Dive Brief:
- A new North Carolina law is requiring public colleges to change accreditors every cycle, which usually run between five to 10 years, forcing institutions to undergo a potentially lengthy and expensive process.
- The law exempts some professional, graduate, departmental and certificate programs — including those in law, pharmacy and engineering — because they must meet specific accreditation criteria. Colleges that cannot find a different accreditor before the cycle ends can remain with their current agency for an additional cycle, the law says.
- It also allows institutions within the University of North Carolina and North Carolina Community College systems to sue individuals who lie to accrediting agencies about institutions being noncompliant with their standards.
Dive Insight:
Democratic Gov. Roy Cooper announced earlier this month that he had signed the bill into law.

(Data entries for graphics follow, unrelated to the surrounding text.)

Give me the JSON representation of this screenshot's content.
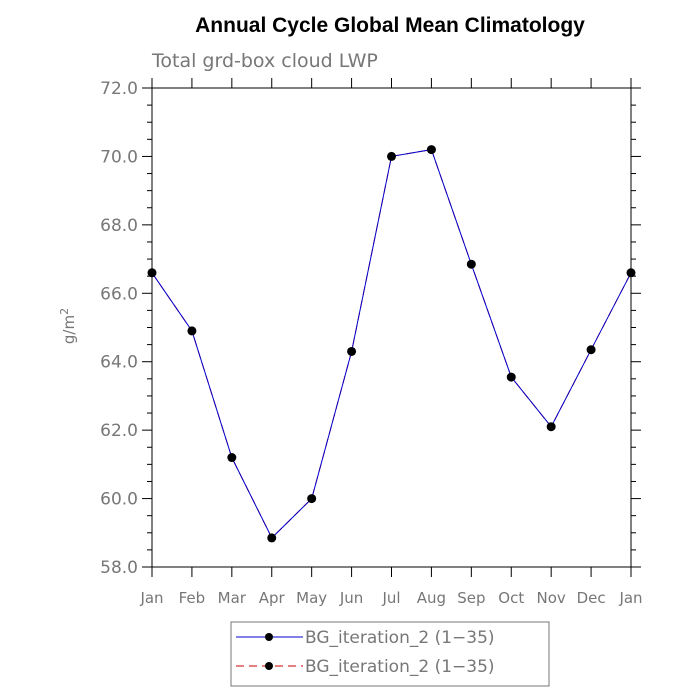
{
  "chart_data": {
    "type": "line",
    "title": "Annual Cycle Global Mean Climatology",
    "subtitle": "Total grd-box cloud LWP",
    "xlabel": "",
    "ylabel": "g/m",
    "ylabel_sup": "2",
    "categories": [
      "Jan",
      "Feb",
      "Mar",
      "Apr",
      "May",
      "Jun",
      "Jul",
      "Aug",
      "Sep",
      "Oct",
      "Nov",
      "Dec",
      "Jan"
    ],
    "ylim": [
      58.0,
      72.0
    ],
    "yticks": [
      "58.0",
      "60.0",
      "62.0",
      "64.0",
      "66.0",
      "68.0",
      "70.0",
      "72.0"
    ],
    "series": [
      {
        "name": "BG_iteration_2 (1−35)",
        "color": "#0000cc",
        "style": "solid",
        "values": [
          66.6,
          64.9,
          61.2,
          58.85,
          60.0,
          64.3,
          70.0,
          70.2,
          66.85,
          63.55,
          62.1,
          64.35,
          66.6
        ]
      },
      {
        "name": "BG_iteration_2 (1−35)",
        "color": "#cc0000",
        "style": "dashed",
        "values": [
          66.6,
          64.9,
          61.2,
          58.85,
          60.0,
          64.3,
          70.0,
          70.2,
          66.85,
          63.55,
          62.1,
          64.35,
          66.6
        ]
      }
    ],
    "marker_color": "#000000",
    "axis_color": "#000000"
  }
}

The bill contained other provisions, such as adding new high school graduation requirements. While Cooper praised those changes, he called the new accreditation requirements onerous and potentially costly, and recommended that state lawmakers revise them.
North Carolina's approach mirrors one taken by lawmakers in Florida, where Republican Gov. Ron DeSantis signed a similar bill into law in April 2022. Both statutes seemingly stem from feuds with the same accreditor, the Southern Association of Colleges and Schools Commission on Colleges.

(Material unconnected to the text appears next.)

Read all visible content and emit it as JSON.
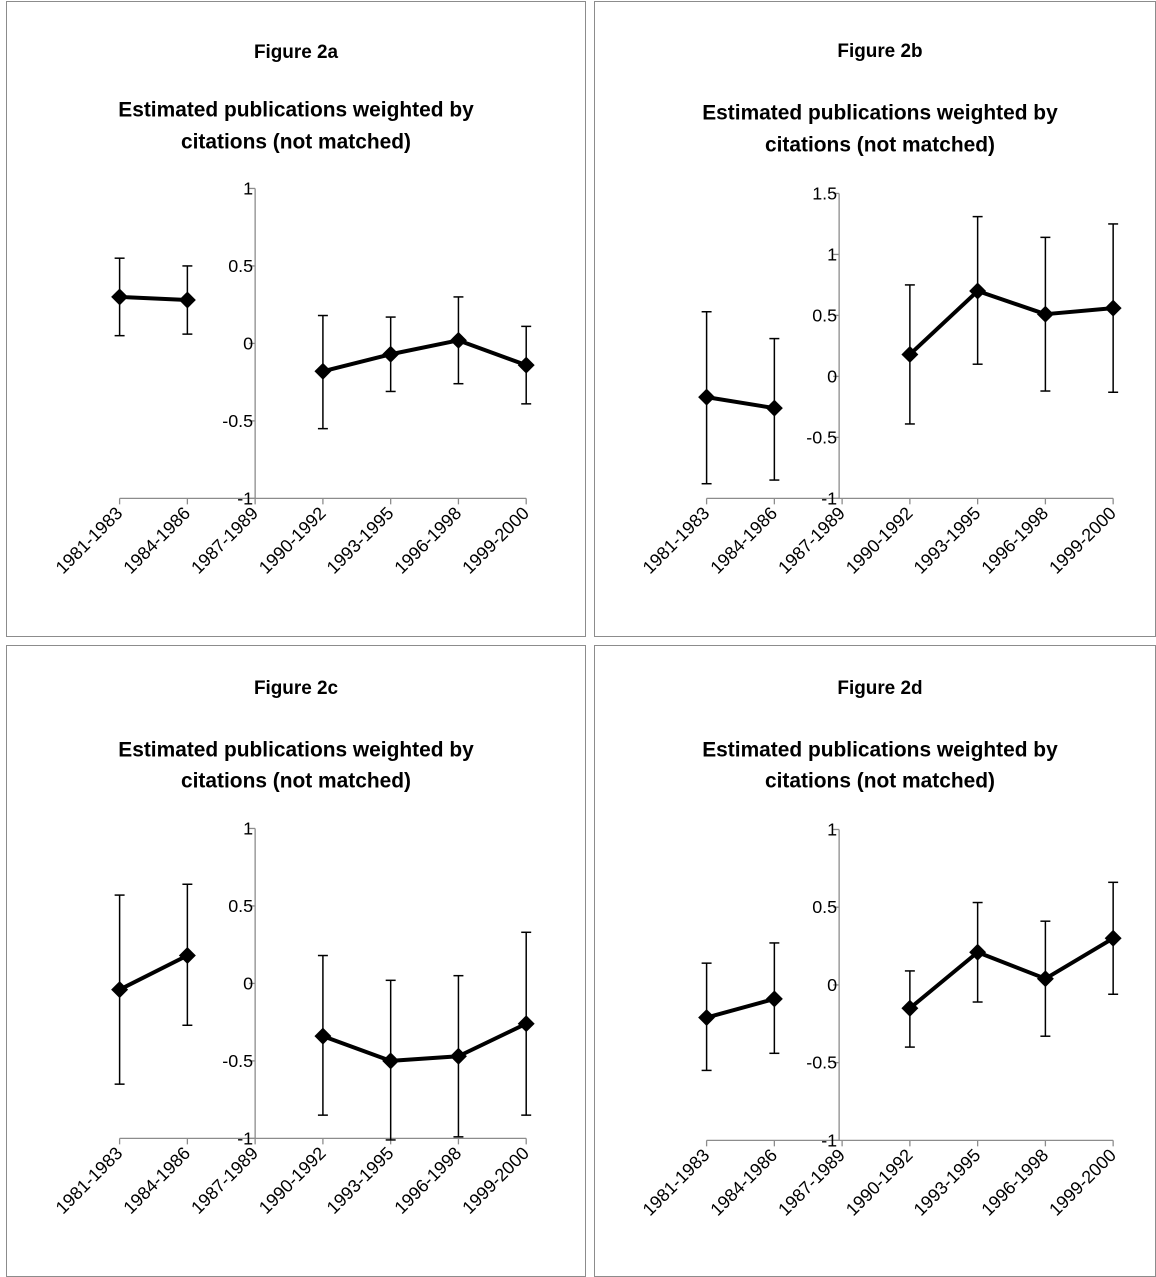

Earlier this year, Belle Wheelan, president of SACSCOC, sent a letter to UNC-Chapel Hill requesting a report on how it was complying with its standards. Media coverage had sparked concerns that the creation of a new civic life school had not adequately involved faculty. Their absence in the process would run counter to higher ed’s shared governance model.

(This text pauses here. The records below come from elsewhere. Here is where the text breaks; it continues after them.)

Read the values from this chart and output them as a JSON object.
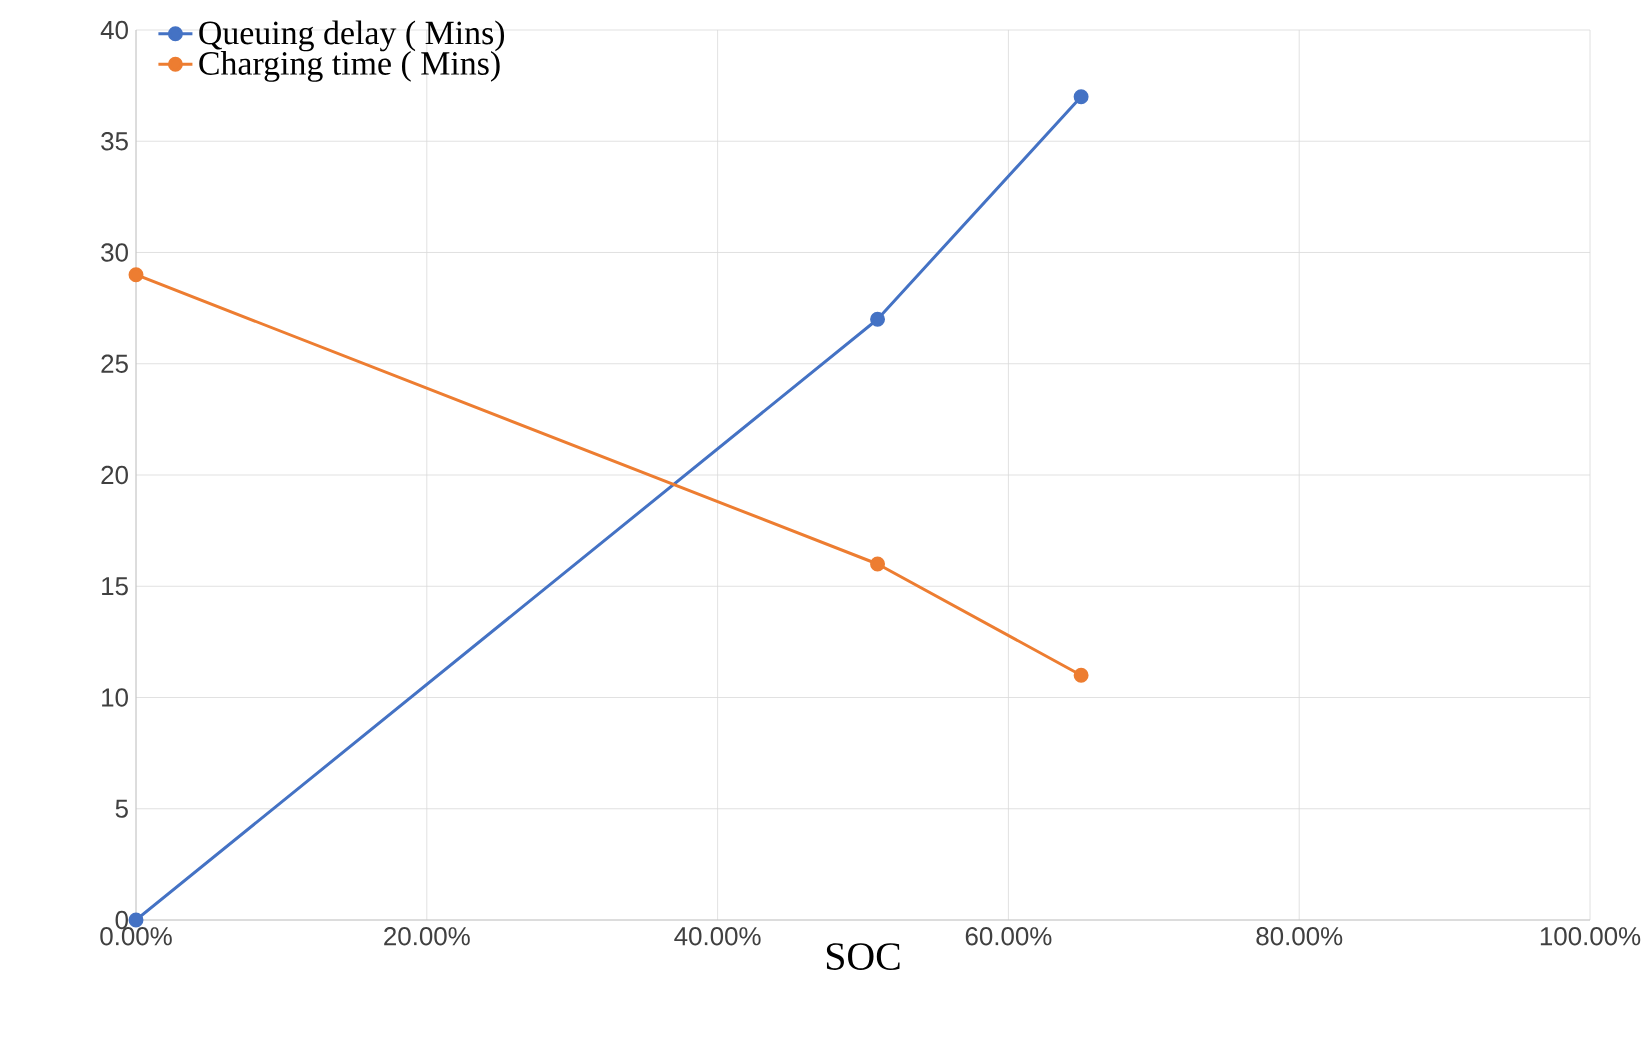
{
  "chart_data": {
    "type": "line",
    "xlabel": "SOC",
    "x": [
      0,
      0.51,
      0.65
    ],
    "series": [
      {
        "name": "Queuing delay ( Mins)",
        "color": "#4472c4",
        "values": [
          0,
          27,
          37
        ]
      },
      {
        "name": "Charging time ( Mins)",
        "color": "#ed7d31",
        "values": [
          29,
          16,
          11
        ]
      }
    ],
    "xlim": [
      0,
      1
    ],
    "xticks": [
      {
        "value": 0,
        "label": "0.00%"
      },
      {
        "value": 0.2,
        "label": "20.00%"
      },
      {
        "value": 0.4,
        "label": "40.00%"
      },
      {
        "value": 0.6,
        "label": "60.00%"
      },
      {
        "value": 0.8,
        "label": "80.00%"
      },
      {
        "value": 1,
        "label": "100.00%"
      }
    ],
    "ylim": [
      0,
      40
    ],
    "yticks": [
      0,
      5,
      10,
      15,
      20,
      25,
      30,
      35,
      40
    ],
    "grid": true,
    "legend": "top left",
    "marker": "circle",
    "line_style": "solid"
  }
}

North Carolina's new law also requires the UNC system’s board of governors to create a commission to research alternatives to the current higher education accreditation process.
The commission must open its membership to stakeholders from other states and give lawmakers a report on its recruitment efforts by the beginning of next year. It will share its findings with the Legislature by September 2024.
This is not the first time North Carolina lawmakers have taken a swing at accreditation. A previous attempt to mandate accreditation changes passed the state Senate but stalled in the House.
The Legislature ultimately made the change by adding it to a bill addressing general statutes in the state. Critics accused lawmakers of slipping the modification in while a majority of attention was on the state's budget, bypassing the public eye.
"The move appears to be a continuation of NC Senate efforts to push an extremely costly, unnecessary, and burdensome change to the accreditation process on all UNC system schools and such a move could put Carolina’s accreditation at risk," said The Coalition for Carolina, a nonprofit dedicated to removing politicization from UNC-Chapel Hill, last week.
Florida changed its accreditation laws after SACSCOC raised concerns about then-state education commissioner Richard Corcoran’s candidacy for president of Florida State University in 2021. At the time, Corcoran was a member of the Florida university system’s governing board, which oversees presidential hiring, potentially creating a conflict of interest.
Florida State subsequently dropped him from the finalist pool. Corcoran has since been named president of the New College of Florida.
Florida sued the U.S. Department of Education over the accreditation process in June, arguing it unconstitutionally privatizes legislative power.
"We reject the idea that a totally unaccountable, unappointed, unelected accrediting agency can trump what the state of Florida is doing,” DeSantis said at the time.